Ben konuşmama devam ederken dinleyicilerden bazıları, ‘bu adam ne anlatıyor´ diye bana şaşkınlıkla bakıyorlardı.
Evet İskenderun´da çok katlı binalar yapılıyor, büyük alışveriş merkezleri açılıyor, ama sanata yönelik hiçbir atılım yok. Örneğin şehrin kalabalık merkezi havuzlu çarşı civarında bir kitapçı dükkanı var mı? Ya da eğlence merkezi, ya da sahilde tiyatro salonu? Şehir sadece yüksek binalar ve alış veriş mekanlarıyla donatılmış.
Kültür insan için ekmek kadar önemlidir. Çocukluk yıllarında İskenderun kitapçılar ve eğlence merkezleriyle doluydu. Ne oldu pazar günü açılan kitap sergilerine?
Şimdiki Altındişler mağazasının yanındaki küçük çarşıda Toros Kitapevi vardı. Kurucusu Süleyman Pikdöken isminde aydın bir kişiydi. Biz bütün kitapları ordan satın alırdık. Kendisi aynı zamanda yeni gelen kitapların tanıtımını yapardı.
Birgün yanına gittiğimde, ´Gel bakalım delikanlı, sana yeni bir kitap tavsiye edeceğim´ dedi.
Bana Jack London´un Martin Eden adlı kitabını verdi ve´ Bu kitaptan nasıl yazar olduğunu öğrenirsin´ dedi. Bende henüz tercüme, yabancı dünya klasiklerini anlayacak kadar kültür gelişmemişti.
Daha çok türk yazarlarının kitaplarını okuyordum. Örneğin Reşat Nuri Güntekin”in Çalıkuşu, Esat Mahmut Karakurt´un Allahaısmarladık…
Sonraları Türk casusu İngiliz Kemal´in milli mücadele anıları, politik olarak bizi etkiledi.
Kitabın başlangıcında öz adı Esat Tomruk olan İngiliz Kemal, bir anısını anlatır. Şöyle der: “İstanbul´un işgal, esir günlerinde işgalci komutanların kapılarında saatlerce bekleyerek kendi yurttaşlarını ihbar ettiklerini hatırlarım. İşgalcilerin bu ihanetçilerden nefret ettiklerini anlıyordum.”
Henüz bizde kitapları anlayacak kültür yoktu, ama kitapçı hangi kitabı tavsiye ederse onu okuyordum. Yazar Jack London´un Demir Ökçe romanıyla uzun yıllar sonra tanıştım. Sonra bana Roma tarihini öğrenmem için Quo Vadis romanını tavsiye etti.

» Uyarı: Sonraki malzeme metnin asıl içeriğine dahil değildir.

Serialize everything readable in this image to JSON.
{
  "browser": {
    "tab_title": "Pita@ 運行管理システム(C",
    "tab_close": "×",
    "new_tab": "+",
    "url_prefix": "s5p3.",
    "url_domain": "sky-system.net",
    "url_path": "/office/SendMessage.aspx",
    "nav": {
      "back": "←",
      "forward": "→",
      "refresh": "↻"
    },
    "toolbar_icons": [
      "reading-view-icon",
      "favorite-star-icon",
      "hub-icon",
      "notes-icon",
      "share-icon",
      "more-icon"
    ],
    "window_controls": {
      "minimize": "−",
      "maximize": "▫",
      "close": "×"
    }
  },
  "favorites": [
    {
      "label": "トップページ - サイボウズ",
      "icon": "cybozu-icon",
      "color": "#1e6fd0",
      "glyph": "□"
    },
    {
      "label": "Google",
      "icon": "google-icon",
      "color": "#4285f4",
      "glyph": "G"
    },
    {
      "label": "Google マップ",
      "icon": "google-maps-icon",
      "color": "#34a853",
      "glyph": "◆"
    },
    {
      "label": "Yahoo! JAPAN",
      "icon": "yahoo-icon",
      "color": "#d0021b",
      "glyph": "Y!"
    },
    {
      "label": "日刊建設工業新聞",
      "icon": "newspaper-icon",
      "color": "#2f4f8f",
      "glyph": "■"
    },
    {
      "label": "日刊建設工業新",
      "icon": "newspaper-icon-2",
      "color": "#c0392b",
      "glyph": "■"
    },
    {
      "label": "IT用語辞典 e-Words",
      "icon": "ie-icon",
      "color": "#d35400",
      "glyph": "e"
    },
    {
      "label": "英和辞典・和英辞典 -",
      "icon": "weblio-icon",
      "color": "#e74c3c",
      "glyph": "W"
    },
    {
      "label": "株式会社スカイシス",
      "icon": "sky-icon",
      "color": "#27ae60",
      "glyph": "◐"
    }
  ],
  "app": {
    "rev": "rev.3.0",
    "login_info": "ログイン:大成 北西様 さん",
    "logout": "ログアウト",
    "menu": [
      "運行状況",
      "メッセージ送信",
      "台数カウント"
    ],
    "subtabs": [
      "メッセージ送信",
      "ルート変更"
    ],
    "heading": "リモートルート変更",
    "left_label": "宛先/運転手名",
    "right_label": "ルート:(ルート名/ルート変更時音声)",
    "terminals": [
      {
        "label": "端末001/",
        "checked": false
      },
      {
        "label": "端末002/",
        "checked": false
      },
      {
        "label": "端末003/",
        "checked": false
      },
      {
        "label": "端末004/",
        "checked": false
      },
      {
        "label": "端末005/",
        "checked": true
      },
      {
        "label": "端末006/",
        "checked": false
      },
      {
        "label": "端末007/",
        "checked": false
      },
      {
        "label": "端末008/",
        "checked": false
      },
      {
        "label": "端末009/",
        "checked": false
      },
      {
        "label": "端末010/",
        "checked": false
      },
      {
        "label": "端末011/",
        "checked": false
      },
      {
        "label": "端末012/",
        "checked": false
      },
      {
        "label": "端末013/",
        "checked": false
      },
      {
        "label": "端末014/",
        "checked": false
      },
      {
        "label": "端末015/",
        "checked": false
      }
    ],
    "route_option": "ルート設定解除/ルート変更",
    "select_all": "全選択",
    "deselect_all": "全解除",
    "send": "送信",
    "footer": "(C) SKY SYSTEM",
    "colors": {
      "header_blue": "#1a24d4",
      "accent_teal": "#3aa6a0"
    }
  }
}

Yazar Henryk Sienkiewicz´in romanı olan Que Vadis Roma imparatoru Neron´u anlatıyordu. Roma´yı yakan imparator olarak tarihe geçti. Tavsiye edilen bu eserleri okumak için çok çaba gösteriyordum, ama zamana ihtiyaç vardı. Benim merak ettiğim şey neden bir Romalı kendi tarihiyle ilgili görkemli bir eser yazmadı. Gerçeği söylemek gerekirse edebiyatçının evrensel olması doğal bir zenginliktir
Geçtiğimiz günlerde televizyonda yabancı kanalları izlerken kültür programı yapan bir Mısır kanalında, geçmişte filmlerini izlediğim Arap dünyasının büyük sesi Muhammet Abdülvahap ve Ümmü Gülsüm´ü izledim. Şarkılarını Arapça bilmememe rağmen sezgilerimle anlıyordum. Babam Arapça bildiği için Abdülvahap ve Ümmü Gülsüm´ü sürekli dinlerdi. Özellikle Kral Faruk bestesi çok revaçta idi.
Acaba neden bizim unutulmaz üstad, büyük sanatçı Münir Nurettin Selçuk, ya da hıçkırıklı ses Müzeyyen Senar, büyük bestekar Dede Efendi veya günümüze kadar ulaşan şairimiz Yahya Kemal´i anlatacak ve onların eserlerini yaşatacak bir sanat evimiz yok. Dünya güzeli tiyatro ve sinema sanatçısı Cahide Sonku´nun yokluklar içinde yaşamasına seyirci kaldık.
Bir ülke edebiyatıyla, bilim adamıyla uygar dünyaya yaklaşır.
Eski Mısırlı Ramses, binlerce yıl önce medeni dünyanın ayak seslerini sanatla haber vermiştir.